Beides sind Haltungen gegenüber einem Gedanken. Nur eine führt dich irgendwohin.
Der Schritt kommt, wenn es klar ist
Die Klarheit kommt beim Gehen
Der Weg von links nach rechts dauert bei den meisten drei Gespräche.
Wir sitzen zusammen und arbeiten live an deinem Denken —
an deinem Material, nicht an Beispielen.
Du erzählst mir, woran du hängst. Ich sage dir, ob ich helfen kann — und wenn nicht, wer oder was besser passt.

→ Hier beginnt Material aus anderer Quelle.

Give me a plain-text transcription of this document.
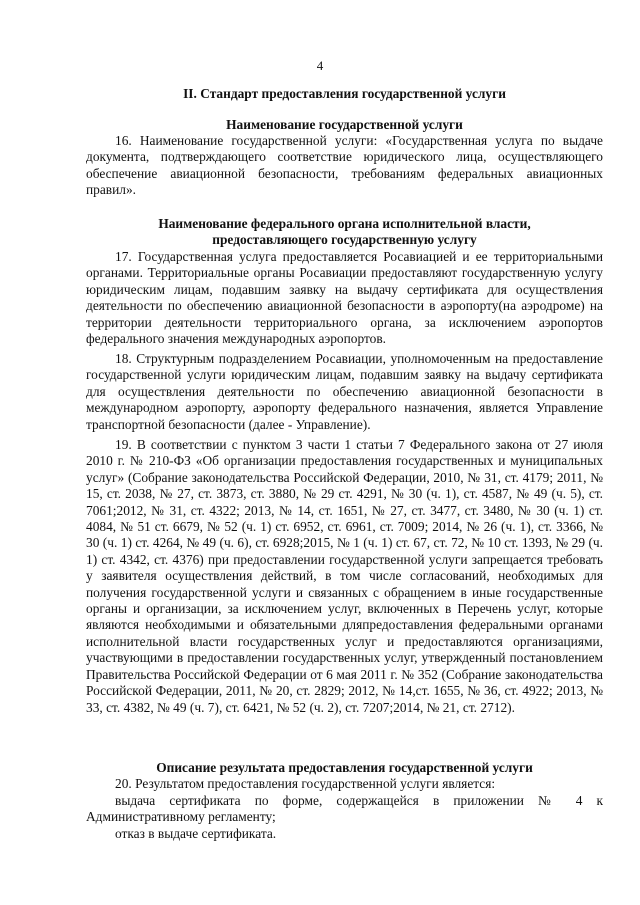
4
II. Стандарт предоставления государственной услуги
Наименование государственной услуги

16. Наименование государственной услуги: «Государственная услуга по выдаче документа, подтверждающего соответствие юридического лица, осуществляющего обеспечение авиационной безопасности, требованиям федеральных авиационных правил».

Наименование федерального органа исполнительной власти,
предоставляющего государственную услугу

17. Государственная услуга предоставляется Росавиацией и ее территориальными органами. Территориальные органы Росавиации предоставляют государственную услугу юридическим лицам, подавшим заявку на выдачу сертификата для осуществления деятельности по обеспечению авиационной безопасности в аэропорту(на аэродроме) на территории деятельности территориального органа, за исключением аэропортов федерального значения международных аэропортов.

18. Структурным подразделением Росавиации, уполномоченным на предоставление государственной услуги юридическим лицам, подавшим заявку на выдачу сертификата для осуществления деятельности по обеспечению авиационной безопасности в международном аэропорту, аэропорту федерального назначения, является Управление транспортной безопасности (далее - Управление).

19. В соответствии с пунктом 3 части 1 статьи 7 Федерального закона от 27 июля 2010 г. № 210-ФЗ «Об организации предоставления государственных и муниципальных услуг» (Собрание законодательства Российской Федерации, 2010, № 31, ст. 4179; 2011, № 15, ст. 2038, № 27, ст. 3873, ст. 3880, № 29 ст. 4291, № 30 (ч. 1), ст. 4587, № 49 (ч. 5), ст. 7061;2012, № 31, ст. 4322; 2013, № 14, ст. 1651, № 27, ст. 3477, ст. 3480, № 30 (ч. 1) ст. 4084, № 51 ст. 6679, № 52 (ч. 1) ст. 6952, ст. 6961, ст. 7009; 2014, № 26 (ч. 1), ст. 3366, № 30 (ч. 1) ст. 4264, № 49 (ч. 6), ст. 6928;2015, № 1 (ч. 1) ст. 67, ст. 72, № 10 ст. 1393, № 29 (ч. 1) ст. 4342, ст. 4376) при предоставлении государственной услуги запрещается требовать у заявителя осуществления действий, в том числе согласований, необходимых для получения государственной услуги и связанных с обращением в иные государственные органы и организации, за исключением услуг, включенных в Перечень услуг, которые являются необходимыми и обязательными дляпредоставления федеральными органами исполнительной власти государственных услуг и предоставляются организациями, участвующими в предоставлении государственных услуг, утвержденный постановлением Правительства Российской Федерации от 6 мая 2011 г. № 352 (Собрание законодательства Российской Федерации, 2011, № 20, ст. 2829; 2012, № 14,ст. 1655, № 36, ст. 4922; 2013, № 33, ст. 4382, № 49 (ч. 7), ст. 6421, № 52 (ч. 2), ст. 7207;2014, № 21, ст. 2712).

Описание результата предоставления государственной услуги

20. Результатом предоставления государственной услуги является:

выдача сертификата по форме, содержащейся в приложении № 4 к Административному регламенту;

отказ в выдаче сертификата.
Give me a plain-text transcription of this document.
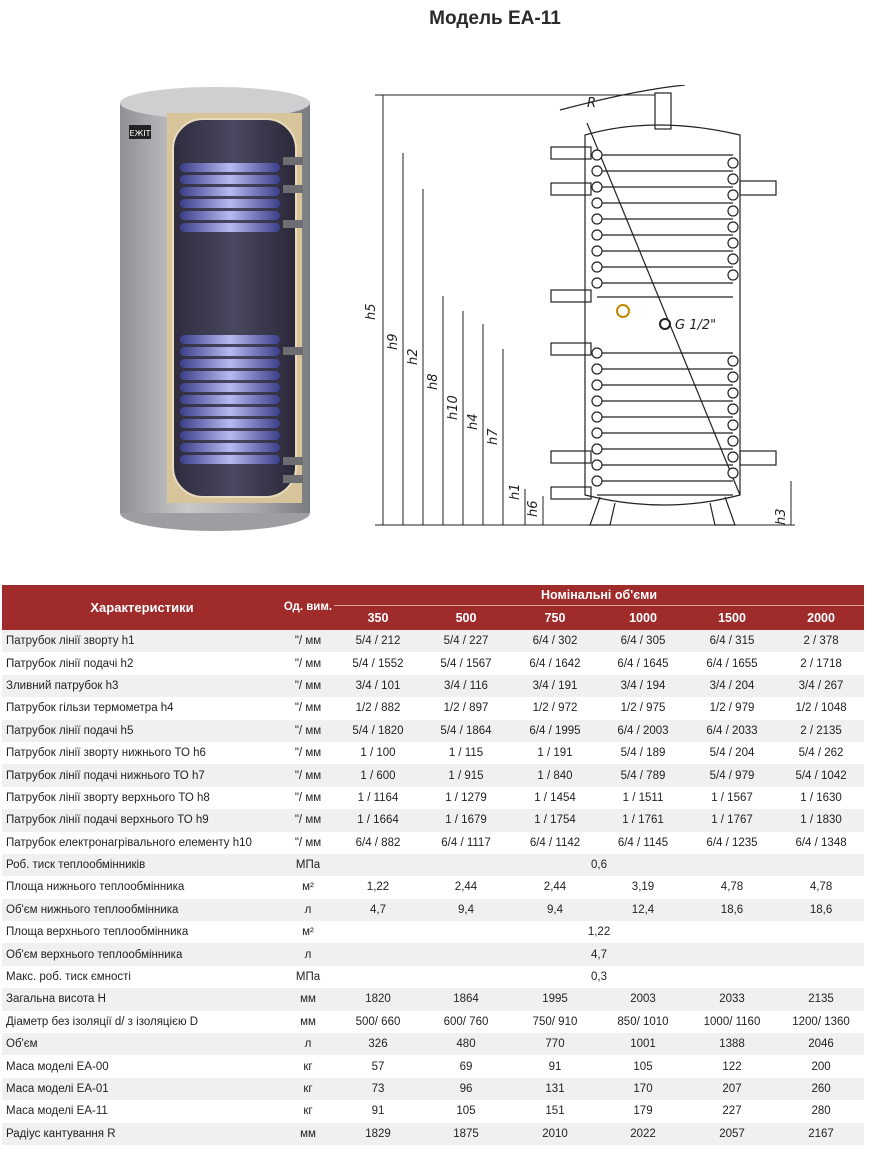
Модель EA-11
ЕЖІТ
R
h5
h9
h2
h8
h10
h4
h7
h1
h6	h3
G 1/2"
Характеристики	Од. вим.	Номінальні об'єми					
		350	500	750	1000	1500	2000
Патрубок лінії зворту h1	"/ мм	5/4 / 212	5/4 / 227	6/4 / 302	6/4 / 305	6/4 / 315	2 / 378
Патрубок лінії подачі h2	"/ мм	5/4 / 1552	5/4 / 1567	6/4 / 1642	6/4 / 1645	6/4 / 1655	2 / 1718
Зливний патрубок h3	"/ мм	3/4 / 101	3/4 / 116	3/4 / 191	3/4 / 194	3/4 / 204	3/4 / 267
Патрубок гільзи термометра h4	"/ мм	1/2 / 882	1/2 / 897	1/2 / 972	1/2 / 975	1/2 / 979	1/2 / 1048
Патрубок лінії подачі h5	"/ мм	5/4 / 1820	5/4 / 1864	6/4 / 1995	6/4 / 2003	6/4 / 2033	2 / 2135
Патрубок лінії зворту нижнього ТО h6	"/ мм	1 / 100	1 / 115	1 / 191	5/4 / 189	5/4 / 204	5/4 / 262
Патрубок лінії подачі нижнього ТО h7	"/ мм	1 / 600	1 / 915	1 / 840	5/4 / 789	5/4 / 979	5/4 / 1042
Патрубок лінії зворту верхнього ТО h8	"/ мм	1 / 1164	1 / 1279	1 / 1454	1 / 1511	1 / 1567	1 / 1630
Патрубок лінії подачі верхнього ТО h9	"/ мм	1 / 1664	1 / 1679	1 / 1754	1 / 1761	1 / 1767	1 / 1830
Патрубок електронагрівального елементу h10	"/ мм	6/4 / 882	6/4 / 1117	6/4 / 1142	6/4 / 1145	6/4 / 1235	6/4 / 1348
Роб. тиск теплообмінників	МПа	0,6					
Площа нижнього теплообмінника	м²	1,22	2,44	2,44	3,19	4,78	4,78
Об'єм нижнього теплообмінника	л	4,7	9,4	9,4	12,4	18,6	18,6
Площа верхнього теплообмінника	м²	1,22					
Об'єм верхнього теплообмінника	л	4,7					
Макс. роб. тиск ємності	МПа	0,3					
Загальна висота H	мм	1820	1864	1995	2003	2033	2135
Діаметр без ізоляції d/ з ізоляцією D	мм	500/ 660	600/ 760	750/ 910	850/ 1010	1000/ 1160	1200/ 1360
Об'єм	л	326	480	770	1001	1388	2046
Маса моделі EA-00	кг	57	69	91	105	122	200
Маса моделі EA-01	кг	73	96	131	170	207	260
Маса моделі EA-11	кг	91	105	151	179	227	280
Радіус кантування R	мм	1829	1875	2010	2022	2057	2167
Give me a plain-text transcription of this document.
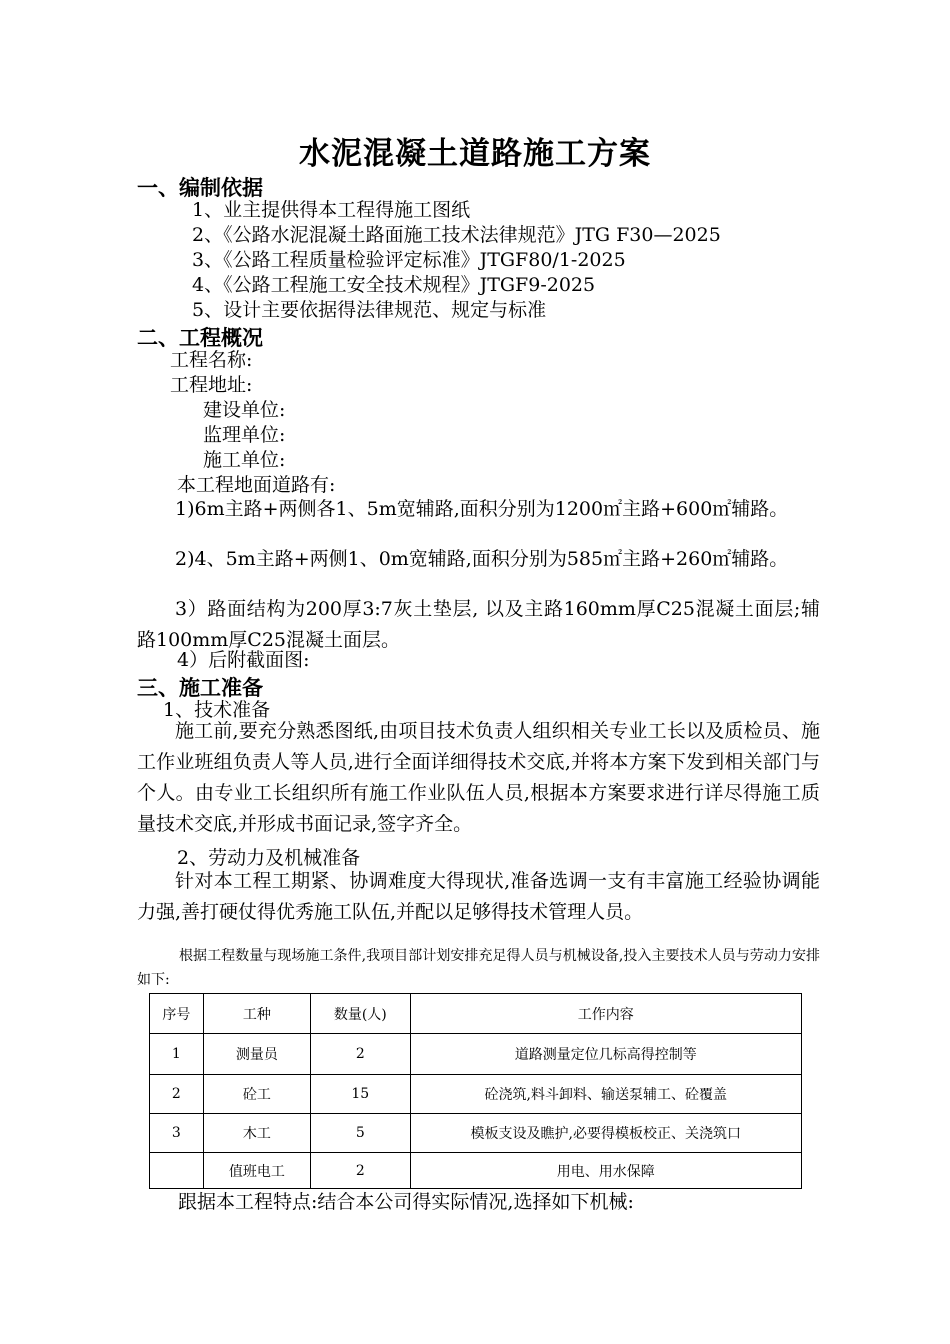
水泥混凝土道路施工方案
一、编制依据
1、业主提供得本工程得施工图纸
2、《公路水泥混凝土路面施工技术法律规范》JTG F30—2025
3、《公路工程质量检验评定标准》JTGF80/1-2025
4、《公路工程施工安全技术规程》JTGF9-2025
5、设计主要依据得法律规范、规定与标准
二、工程概况
工程名称:
工程地址:
建设单位:
监理单位:
施工单位:
本工程地面道路有:
1)6m主路+两侧各1、5m宽辅路,面积分别为1200㎡主路+600㎡辅路。
2)4、5m主路+两侧1、0m宽辅路,面积分别为585㎡主路+260㎡辅路。
3）路面结构为200厚3:7灰土垫层, 以及主路160mm厚C25混凝土面层;辅路100mm厚C25混凝土面层。
4）后附截面图:
三、施工准备
1、技术准备
施工前,要充分熟悉图纸,由项目技术负责人组织相关专业工长以及质检员、施工作业班组负责人等人员,进行全面详细得技术交底,并将本方案下发到相关部门与个人。由专业工长组织所有施工作业队伍人员,根据本方案要求进行详尽得施工质量技术交底,并形成书面记录,签字齐全。
2、劳动力及机械准备
针对本工程工期紧、协调难度大得现状,准备选调一支有丰富施工经验协调能力强,善打硬仗得优秀施工队伍,并配以足够得技术管理人员。
根据工程数量与现场施工条件,我项目部计划安排充足得人员与机械设备,投入主要技术人员与劳动力安排如下:
序号	工种	数量(人)	工作内容
1	测量员	2	道路测量定位几标高得控制等
2	砼工	15	砼浇筑,料斗卸料、输送泵辅工、砼覆盖
3	木工	5	模板支设及瞧护,必要得模板校正、关浇筑口
	值班电工	2	用电、用水保障
跟据本工程特点:结合本公司得实际情况,选择如下机械:
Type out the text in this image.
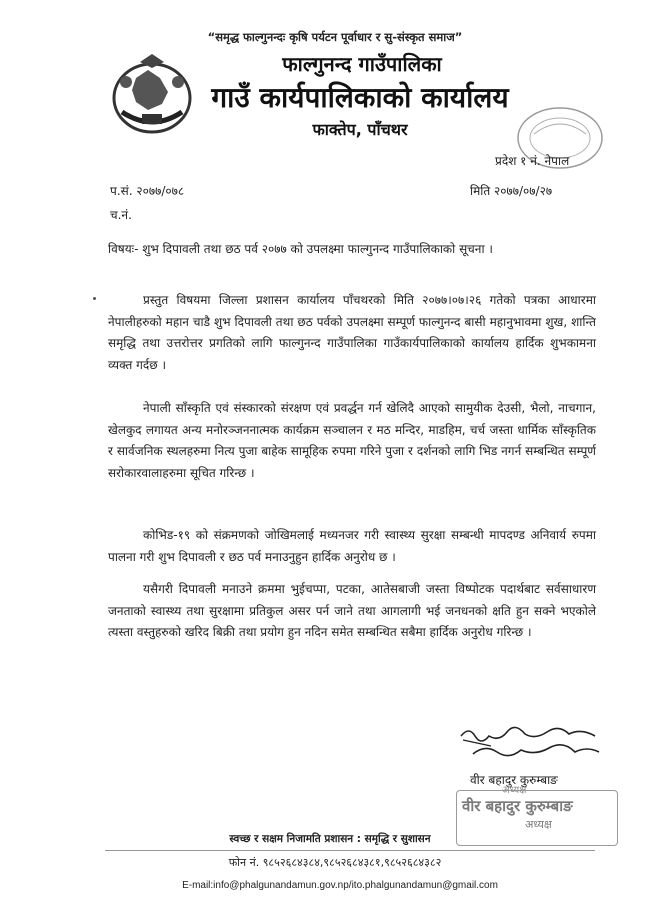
“समृद्ध फाल्गुनन्दः कृषि पर्यटन पूर्वाधार र सु-संस्कृत समाज”
फाल्गुनन्द गाउँपालिका
गाउँ कार्यपालिकाको कार्यालय
फाक्तेप, पाँचथर
प्रदेश १ नं. नेपाल
प.सं. २०७७/०७८
च.नं.
मिति २०७७/०७/२७
विषयः- शुभ दिपावली तथा छठ पर्व २०७७ को उपलक्ष्मा फाल्गुनन्द गाउँपालिकाको सूचना ।
प्रस्तुत विषयमा जिल्ला प्रशासन कार्यालय पाँचथरको मिति २०७७।०७।२६ गतेको पत्रका आधारमा नेपालीहरुको महान चाडै शुभ दिपावली तथा छठ पर्वको उपलक्ष्मा सम्पूर्ण फाल्गुनन्द बासी महानुभावमा शुख, शान्ति समृद्धि तथा उत्तरोत्तर प्रगतिको लागि फाल्गुनन्द गाउँपालिका गाउँकार्यपालिकाको कार्यालय हार्दिक शुभकामना व्यक्त गर्दछ ।
नेपाली साँस्कृति एवं संस्कारको संरक्षण एवं प्रवर्द्धन गर्न खेलिदै आएको सामुयीक देउसी, भैलो, नाचगान, खेलकुद लगायत अन्य मनोरञ्जननात्मक कार्यक्रम सञ्चालन र मठ मन्दिर, माडहिम, चर्च जस्ता धार्मिक साँस्कृतिक र सार्वजनिक स्थलहरुमा नित्य पुजा बाहेक सामूहिक रुपमा गरिने पुजा र दर्शनको लागि भिड नगर्न सम्बन्धित सम्पूर्ण सरोकारवालाहरुमा सूचित गरिन्छ ।
कोभिड-१९ को संक्रमणको जोखिमलाई मध्यनजर गरी स्वास्थ्य सुरक्षा सम्बन्धी मापदण्ड अनिवार्य रुपमा पालना गरी शुभ दिपावली र छठ पर्व मनाउनुहुन हार्दिक अनुरोध छ ।
यसैगरी दिपावली मनाउने क्रममा भुईचप्पा, पटका, आतेसबाजी जस्ता विष्पोटक पदार्थबाट सर्वसाधारण जनताको स्वास्थ्य तथा सुरक्षामा प्रतिकुल असर पर्न जाने तथा आगलागी भई जनधनको क्षति हुन सक्ने भएकोले त्यस्ता वस्तुहरुको खरिद बिक्री तथा प्रयोग हुन नदिन समेत सम्बन्धित सबैमा हार्दिक अनुरोध गरिन्छ ।
वीर बहादुर कुरुम्बाङ
अध्यक्ष
वीर बहादुर कुरुम्बाङ
अध्यक्ष
स्वच्छ र सक्षम निजामति प्रशासन : समृद्धि र सुशासन
फोन नं. ९८५२६८४३८४,९८५२६८४३८१,९८५२६८४३८२
E-mail:info@phalgunandamun.gov.np/ito.phalgunandamun@gmail.com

Wir schauen uns an, womit du bisher arbeitest, und legen beiseite, was du gerade nicht brauchst. Dann bauen wir live im Gespräch die kleinste Form, mit der du morgen anfangen kannst — bei manchen drei Arten von Notizen, bei manchen ein einziges Dokument. Am Ende steht die erste Notiz schon drin.
Du bringst mit, was entstanden ist — oder was nicht; woran es gehakt hat, ist genauso brauchbar. Wir schreiben an konkreten Gedanken, in deinen Worten: an fremde Formulierungen erinnerst du dich nicht.
Jetzt kommen die Fragen aus der Praxis statt aus der Vorstellung: Wo hört ein Gedanke auf, wann gehört etwas zusammen, wann lasse ich es liegen. Meistens sprechen wir in der zweiten Hälfte über das, worüber du eigentlich sprechen wolltest.
Zwei bis drei Seiten von mir: wie du arbeitest, welche Regeln sich bei dir herausgestellt haben, was du tun kannst, wenn es stockt. Nichts davon ausgedacht — nur das, was bei dir entstanden ist.
Zwischen den Sitzungen arbeitest du weiter — ein paar Sätze reichen. Unser Rhythmus richtet sich nach dir: zwei bis vier Wochen, kein fester Takt.
Es wird nie klar genug sein. Genau das ist die Erlaubnis anzufangen.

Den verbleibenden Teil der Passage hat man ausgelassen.